Aviation and travel stocks were struggling with sharp sell-offs on Monday after Middle East conflict intensified and regional air traffic was disrupted. Shares of InterGlobe Aviation, which operates IndiGo, along with SpiceJet, Ixigo and Easy Trip Planners, dropped by up to 13.5% as multiple countries shut their airspace following US and Israeli strikes on Iran. InterGlobe Aviation fell as much as 7.5% during the session, touching a low of Rs 4,460 on the BSE before recovering to 4,540 around 1:00 pm. SpiceJet declined over 7% to 14.84 per share. Ixigo also added to the downward momentum, plunging 13.5% to Rs 147 before easing to 164. Easy Trip Planners slipped up to 9% to an intraday low of Rs 7.8. As the situation continues to intensify, aviation giant IndiGo has suspended all flights to and from the Middle East, calling the move precautionary.

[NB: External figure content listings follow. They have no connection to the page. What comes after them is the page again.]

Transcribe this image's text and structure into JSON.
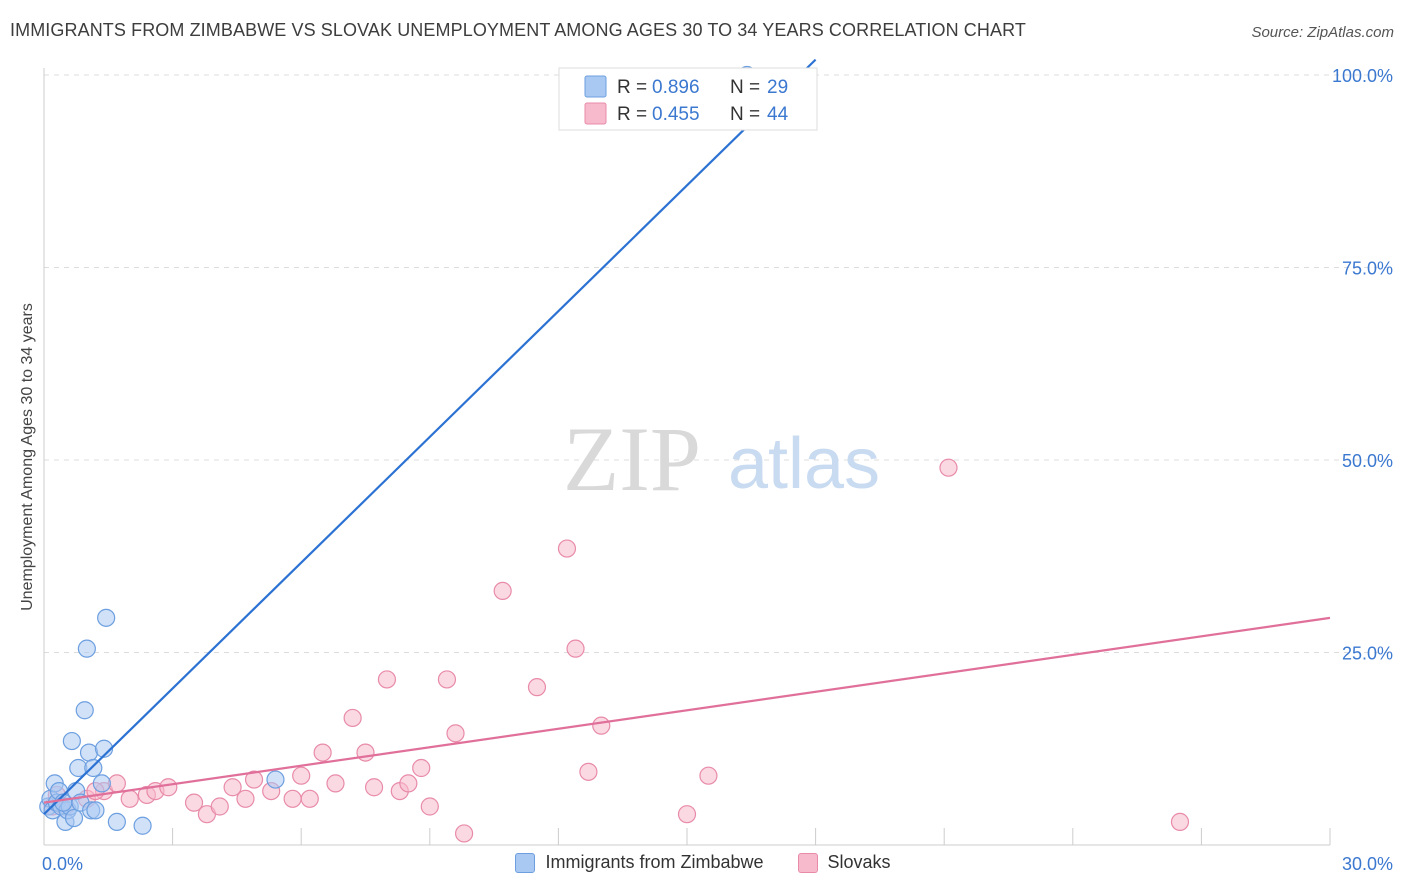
{
  "header": {
    "title": "IMMIGRANTS FROM ZIMBABWE VS SLOVAK UNEMPLOYMENT AMONG AGES 30 TO 34 YEARS CORRELATION CHART",
    "source": "Source: ZipAtlas.com"
  },
  "watermark": {
    "zip": "ZIP",
    "atlas": "atlas"
  },
  "legend_box": {
    "rows": [
      {
        "r_label": "R =",
        "r_value": "0.896",
        "n_label": "N =",
        "n_value": "29"
      },
      {
        "r_label": "R =",
        "r_value": "0.455",
        "n_label": "N =",
        "n_value": "44"
      }
    ]
  },
  "bottom_legend": {
    "items": [
      {
        "label": "Immigrants from Zimbabwe"
      },
      {
        "label": "Slovaks"
      }
    ]
  },
  "colors": {
    "blue_fill": "#a9c8f2",
    "blue_stroke": "#6d9fe0",
    "blue_line": "#2c72d3",
    "pink_fill": "#f7b9cc",
    "pink_stroke": "#e88ba9",
    "pink_line": "#e0709a",
    "value_text": "#3b78d0",
    "grid": "#dcdcdc"
  },
  "chart_data": {
    "type": "scatter",
    "title": "IMMIGRANTS FROM ZIMBABWE VS SLOVAK UNEMPLOYMENT AMONG AGES 30 TO 34 YEARS CORRELATION CHART",
    "xlabel": "",
    "ylabel": "Unemployment Among Ages 30 to 34 years",
    "xlim": [
      0,
      30
    ],
    "ylim": [
      0,
      100
    ],
    "x_ticks": [
      0,
      30
    ],
    "x_tick_labels": [
      "0.0%",
      "30.0%"
    ],
    "y_ticks": [
      25,
      50,
      75,
      100
    ],
    "y_tick_labels": [
      "25.0%",
      "50.0%",
      "75.0%",
      "100.0%"
    ],
    "grid": true,
    "series": [
      {
        "name": "Immigrants from Zimbabwe",
        "R": 0.896,
        "N": 29,
        "points": [
          [
            0.1,
            5.0
          ],
          [
            0.15,
            6.0
          ],
          [
            0.2,
            4.5
          ],
          [
            0.25,
            8.0
          ],
          [
            0.3,
            5.5
          ],
          [
            0.35,
            7.0
          ],
          [
            0.4,
            5.0
          ],
          [
            0.5,
            3.0
          ],
          [
            0.55,
            4.5
          ],
          [
            0.6,
            5.0
          ],
          [
            0.65,
            13.5
          ],
          [
            0.7,
            3.5
          ],
          [
            0.75,
            7.0
          ],
          [
            0.8,
            10.0
          ],
          [
            0.85,
            5.5
          ],
          [
            0.95,
            17.5
          ],
          [
            1.0,
            25.5
          ],
          [
            1.05,
            12.0
          ],
          [
            1.1,
            4.5
          ],
          [
            1.15,
            10.0
          ],
          [
            1.2,
            4.5
          ],
          [
            1.35,
            8.0
          ],
          [
            1.4,
            12.5
          ],
          [
            1.45,
            29.5
          ],
          [
            1.7,
            3.0
          ],
          [
            2.3,
            2.5
          ],
          [
            5.4,
            8.5
          ],
          [
            16.4,
            100.0
          ],
          [
            0.45,
            5.5
          ]
        ],
        "trend": {
          "x": [
            0.0,
            18.0
          ],
          "y": [
            4.0,
            102.0
          ]
        }
      },
      {
        "name": "Slovaks",
        "R": 0.455,
        "N": 44,
        "points": [
          [
            0.2,
            5.0
          ],
          [
            0.3,
            6.5
          ],
          [
            0.5,
            5.0
          ],
          [
            1.0,
            6.0
          ],
          [
            1.4,
            7.0
          ],
          [
            1.7,
            8.0
          ],
          [
            2.0,
            6.0
          ],
          [
            2.4,
            6.5
          ],
          [
            2.6,
            7.0
          ],
          [
            2.9,
            7.5
          ],
          [
            3.5,
            5.5
          ],
          [
            3.8,
            4.0
          ],
          [
            4.1,
            5.0
          ],
          [
            4.4,
            7.5
          ],
          [
            4.7,
            6.0
          ],
          [
            4.9,
            8.5
          ],
          [
            5.3,
            7.0
          ],
          [
            5.8,
            6.0
          ],
          [
            6.0,
            9.0
          ],
          [
            6.2,
            6.0
          ],
          [
            6.5,
            12.0
          ],
          [
            6.8,
            8.0
          ],
          [
            7.2,
            16.5
          ],
          [
            7.5,
            12.0
          ],
          [
            7.7,
            7.5
          ],
          [
            8.0,
            21.5
          ],
          [
            8.3,
            7.0
          ],
          [
            8.5,
            8.0
          ],
          [
            8.8,
            10.0
          ],
          [
            9.0,
            5.0
          ],
          [
            9.4,
            21.5
          ],
          [
            9.6,
            14.5
          ],
          [
            9.8,
            1.5
          ],
          [
            10.7,
            33.0
          ],
          [
            11.5,
            20.5
          ],
          [
            12.2,
            38.5
          ],
          [
            12.4,
            25.5
          ],
          [
            12.7,
            9.5
          ],
          [
            13.0,
            15.5
          ],
          [
            15.0,
            4.0
          ],
          [
            15.5,
            9.0
          ],
          [
            21.1,
            49.0
          ],
          [
            26.5,
            3.0
          ],
          [
            1.2,
            7.0
          ]
        ],
        "trend": {
          "x": [
            0.0,
            30.0
          ],
          "y": [
            5.5,
            29.5
          ]
        }
      }
    ]
  }
}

In its passenger advisory, the airline said, “In an endeavour to provide support to our customers, we are extending full flexibility and waivers for travel to/from the Middle East and select international sectors until 7 March 2026, applicable to bookings made on or before 28 February 2026. Customers may opt for a full refund or reschedule at no additional cost.” Air travel across the Gulf region faced major disruption as key hubs, including Dubai, the world’s busiest international airport hub, as well as Abu Dhabi in the United Arab Emirates and Doha in Qatar, were either closed or functioning under heavy restrictions due to widespread airspace shutdowns. The situation intensified after Iran’s attacks reportedly caused damage at Dubai International Airport, while facilities in Abu Dhabi and Kuwait were also struck. Flight-tracking platform FlightAware indicated that thousands of flights across the Middle East have been affected. As the conflict unfolded on Saturday, at least eight countries, Iran, Israel, Iraq, Jordan, Qatar, Bahrain, Kuwait and the United Arab Emirates, announced complete airspace closures. Syria separately said it would shut part of its southern airspace along the border with Israel. The developments are seen weighing on the travel and tourism sector, as widespread rerouting, cancellations and operational disruptions typically push up airline costs, particularly fuel and crew expenses. At the same time, heightened geopolitical uncertainty risks dampening travel demand through booking cancellations and slower fresh reservations, clouding near-term revenue visibility for companies in the sector.